We saw this poster today, which is a great parody of 1930s-1940s propaganda posters. Rather than dismiss it as paranoid, we read some of the articles the authors of the poster had on their page. When we came across Umberto Eco’s “Eternal Fascism: Fourteen Ways of Looking at a Blackshirt”, by Umberto Eco, we were eager to read the whole 1995 essay. He’s a magnificent novelist and a provocative thinker .
The last point in his piece really rang some bells, particularly when it comes to the subject of the media:
Ur-Fascism speaks Newspeak
Newspeak was invented by Orwell, in Nineteen Eighty-Four, as the official language of what he called Ingsoc, English Socialism. But elements of Ur-Fascism are common to different forms of dictatorship. All the Nazi or Fascist schoolbooks made use of an impoverished vocabulary, and an elementary syntax, in order to limit the instruments for complex and critical reasoning. But we must be ready to identify other kinds of Newspeak, even if they take the apparently innocent form of a popular talk show.

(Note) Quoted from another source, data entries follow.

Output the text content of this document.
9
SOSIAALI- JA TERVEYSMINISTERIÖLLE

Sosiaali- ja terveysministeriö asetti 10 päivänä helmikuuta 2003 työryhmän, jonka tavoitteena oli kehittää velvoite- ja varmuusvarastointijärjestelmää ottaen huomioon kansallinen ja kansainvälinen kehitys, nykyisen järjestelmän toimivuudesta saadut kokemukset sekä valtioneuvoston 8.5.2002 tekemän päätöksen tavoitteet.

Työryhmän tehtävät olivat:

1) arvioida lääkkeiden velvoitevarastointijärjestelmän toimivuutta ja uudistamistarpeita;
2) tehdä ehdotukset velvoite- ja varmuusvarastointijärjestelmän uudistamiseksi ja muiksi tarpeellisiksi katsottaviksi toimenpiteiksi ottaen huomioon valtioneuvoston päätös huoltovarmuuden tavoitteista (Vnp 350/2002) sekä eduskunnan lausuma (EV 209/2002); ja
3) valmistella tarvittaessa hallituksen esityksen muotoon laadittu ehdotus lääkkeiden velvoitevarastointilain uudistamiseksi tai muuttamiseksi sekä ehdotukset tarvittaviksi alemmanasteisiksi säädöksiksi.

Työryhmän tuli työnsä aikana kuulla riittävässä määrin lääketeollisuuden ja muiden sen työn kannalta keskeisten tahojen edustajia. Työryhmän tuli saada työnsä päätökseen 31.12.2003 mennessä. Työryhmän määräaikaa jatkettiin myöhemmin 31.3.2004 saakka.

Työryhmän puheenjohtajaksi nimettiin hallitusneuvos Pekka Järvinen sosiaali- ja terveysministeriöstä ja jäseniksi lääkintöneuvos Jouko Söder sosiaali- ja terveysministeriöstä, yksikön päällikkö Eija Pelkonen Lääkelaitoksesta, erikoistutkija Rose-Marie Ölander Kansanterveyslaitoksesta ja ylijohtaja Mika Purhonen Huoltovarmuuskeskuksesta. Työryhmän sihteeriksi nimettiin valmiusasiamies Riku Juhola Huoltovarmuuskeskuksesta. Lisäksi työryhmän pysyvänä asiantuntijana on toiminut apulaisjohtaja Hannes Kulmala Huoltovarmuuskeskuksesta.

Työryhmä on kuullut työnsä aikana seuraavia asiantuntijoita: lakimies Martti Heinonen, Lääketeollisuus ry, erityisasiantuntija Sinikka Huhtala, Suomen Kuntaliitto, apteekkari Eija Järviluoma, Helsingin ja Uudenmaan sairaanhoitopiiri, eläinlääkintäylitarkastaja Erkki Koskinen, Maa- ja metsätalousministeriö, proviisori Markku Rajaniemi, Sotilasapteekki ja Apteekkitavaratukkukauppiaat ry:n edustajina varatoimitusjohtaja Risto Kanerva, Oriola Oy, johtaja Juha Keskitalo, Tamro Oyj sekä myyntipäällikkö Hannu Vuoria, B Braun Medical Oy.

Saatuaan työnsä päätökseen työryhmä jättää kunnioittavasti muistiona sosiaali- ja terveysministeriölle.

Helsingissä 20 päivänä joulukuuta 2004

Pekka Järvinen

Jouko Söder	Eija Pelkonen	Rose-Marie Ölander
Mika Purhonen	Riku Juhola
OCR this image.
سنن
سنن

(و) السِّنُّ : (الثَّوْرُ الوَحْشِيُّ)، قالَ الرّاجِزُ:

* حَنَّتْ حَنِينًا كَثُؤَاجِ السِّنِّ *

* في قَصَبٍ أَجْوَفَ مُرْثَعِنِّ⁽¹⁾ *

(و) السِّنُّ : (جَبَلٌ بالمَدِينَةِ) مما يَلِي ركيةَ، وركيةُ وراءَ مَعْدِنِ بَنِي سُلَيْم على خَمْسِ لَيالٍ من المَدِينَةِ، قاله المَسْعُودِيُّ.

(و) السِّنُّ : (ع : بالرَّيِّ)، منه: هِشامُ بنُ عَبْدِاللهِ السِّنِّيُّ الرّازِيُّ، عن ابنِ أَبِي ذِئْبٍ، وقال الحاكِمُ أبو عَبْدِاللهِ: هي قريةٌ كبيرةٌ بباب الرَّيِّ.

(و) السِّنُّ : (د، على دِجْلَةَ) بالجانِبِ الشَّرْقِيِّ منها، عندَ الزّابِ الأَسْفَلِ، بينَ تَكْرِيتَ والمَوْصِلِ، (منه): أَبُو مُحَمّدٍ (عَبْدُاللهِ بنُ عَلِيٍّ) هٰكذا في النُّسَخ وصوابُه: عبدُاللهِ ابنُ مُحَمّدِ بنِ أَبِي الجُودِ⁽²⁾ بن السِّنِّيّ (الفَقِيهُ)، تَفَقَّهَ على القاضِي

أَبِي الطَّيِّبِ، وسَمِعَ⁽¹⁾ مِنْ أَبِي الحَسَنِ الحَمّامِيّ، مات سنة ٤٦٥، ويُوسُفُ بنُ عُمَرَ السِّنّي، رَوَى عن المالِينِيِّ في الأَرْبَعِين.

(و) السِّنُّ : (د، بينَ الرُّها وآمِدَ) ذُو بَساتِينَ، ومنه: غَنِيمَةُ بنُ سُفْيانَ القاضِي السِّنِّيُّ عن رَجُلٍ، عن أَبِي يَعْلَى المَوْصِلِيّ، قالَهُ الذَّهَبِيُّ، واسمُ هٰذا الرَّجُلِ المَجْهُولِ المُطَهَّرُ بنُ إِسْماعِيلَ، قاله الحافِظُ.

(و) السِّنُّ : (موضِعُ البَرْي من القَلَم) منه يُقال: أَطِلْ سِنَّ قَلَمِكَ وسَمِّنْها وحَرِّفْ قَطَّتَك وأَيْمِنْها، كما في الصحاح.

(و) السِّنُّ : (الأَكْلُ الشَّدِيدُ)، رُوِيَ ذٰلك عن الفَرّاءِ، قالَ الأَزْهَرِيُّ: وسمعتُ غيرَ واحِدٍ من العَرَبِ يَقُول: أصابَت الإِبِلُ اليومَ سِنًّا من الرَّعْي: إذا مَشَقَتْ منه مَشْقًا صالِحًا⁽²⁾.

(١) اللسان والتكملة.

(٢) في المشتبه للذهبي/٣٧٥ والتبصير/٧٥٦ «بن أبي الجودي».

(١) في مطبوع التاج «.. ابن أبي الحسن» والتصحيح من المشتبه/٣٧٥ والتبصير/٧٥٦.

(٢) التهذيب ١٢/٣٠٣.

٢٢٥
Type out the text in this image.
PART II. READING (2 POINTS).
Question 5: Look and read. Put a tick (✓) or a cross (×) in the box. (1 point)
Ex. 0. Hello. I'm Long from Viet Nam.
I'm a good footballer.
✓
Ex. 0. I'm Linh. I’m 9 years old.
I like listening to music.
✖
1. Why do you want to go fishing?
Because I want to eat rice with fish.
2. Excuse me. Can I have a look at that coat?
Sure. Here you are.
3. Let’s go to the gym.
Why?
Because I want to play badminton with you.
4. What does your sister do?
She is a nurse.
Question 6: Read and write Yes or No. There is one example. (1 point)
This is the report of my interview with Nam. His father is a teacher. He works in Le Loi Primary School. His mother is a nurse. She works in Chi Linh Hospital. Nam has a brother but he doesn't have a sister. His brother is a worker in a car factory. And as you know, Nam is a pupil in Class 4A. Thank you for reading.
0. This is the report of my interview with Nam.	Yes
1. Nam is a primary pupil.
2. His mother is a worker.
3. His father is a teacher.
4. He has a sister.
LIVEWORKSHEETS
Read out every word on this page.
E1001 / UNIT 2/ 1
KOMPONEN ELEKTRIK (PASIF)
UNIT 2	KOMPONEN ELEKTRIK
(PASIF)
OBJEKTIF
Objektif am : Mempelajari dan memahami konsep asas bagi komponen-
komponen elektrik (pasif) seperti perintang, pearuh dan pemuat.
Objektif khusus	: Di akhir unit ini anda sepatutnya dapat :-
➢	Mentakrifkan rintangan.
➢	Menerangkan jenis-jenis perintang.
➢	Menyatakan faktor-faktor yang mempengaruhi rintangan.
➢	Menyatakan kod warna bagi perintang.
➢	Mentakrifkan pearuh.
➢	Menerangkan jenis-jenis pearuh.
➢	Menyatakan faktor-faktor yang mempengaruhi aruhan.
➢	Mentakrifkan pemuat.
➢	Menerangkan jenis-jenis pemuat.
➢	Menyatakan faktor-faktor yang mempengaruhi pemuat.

This is just an aside, but tomorrow is the anniversary of the completion of Dachau. (1933) The Eco article is here. You can find the poster and the other articles they have linked here.
We’ll return to writing humor tomorrow. Assuming we can get over being freaked out.
Yes, it’s interesting to review Newspeak. I think much of the media use “brain stem speak” that is, appealing to our most primitive emotions of fear and rage. This, more than right/left biases, seems to control the media – and it’s not in service to the truth which is always more nuanced. Apparently the truth is too boring for the rabble.
I agree — the truth is always more work to report as well, because it requires so much context. m.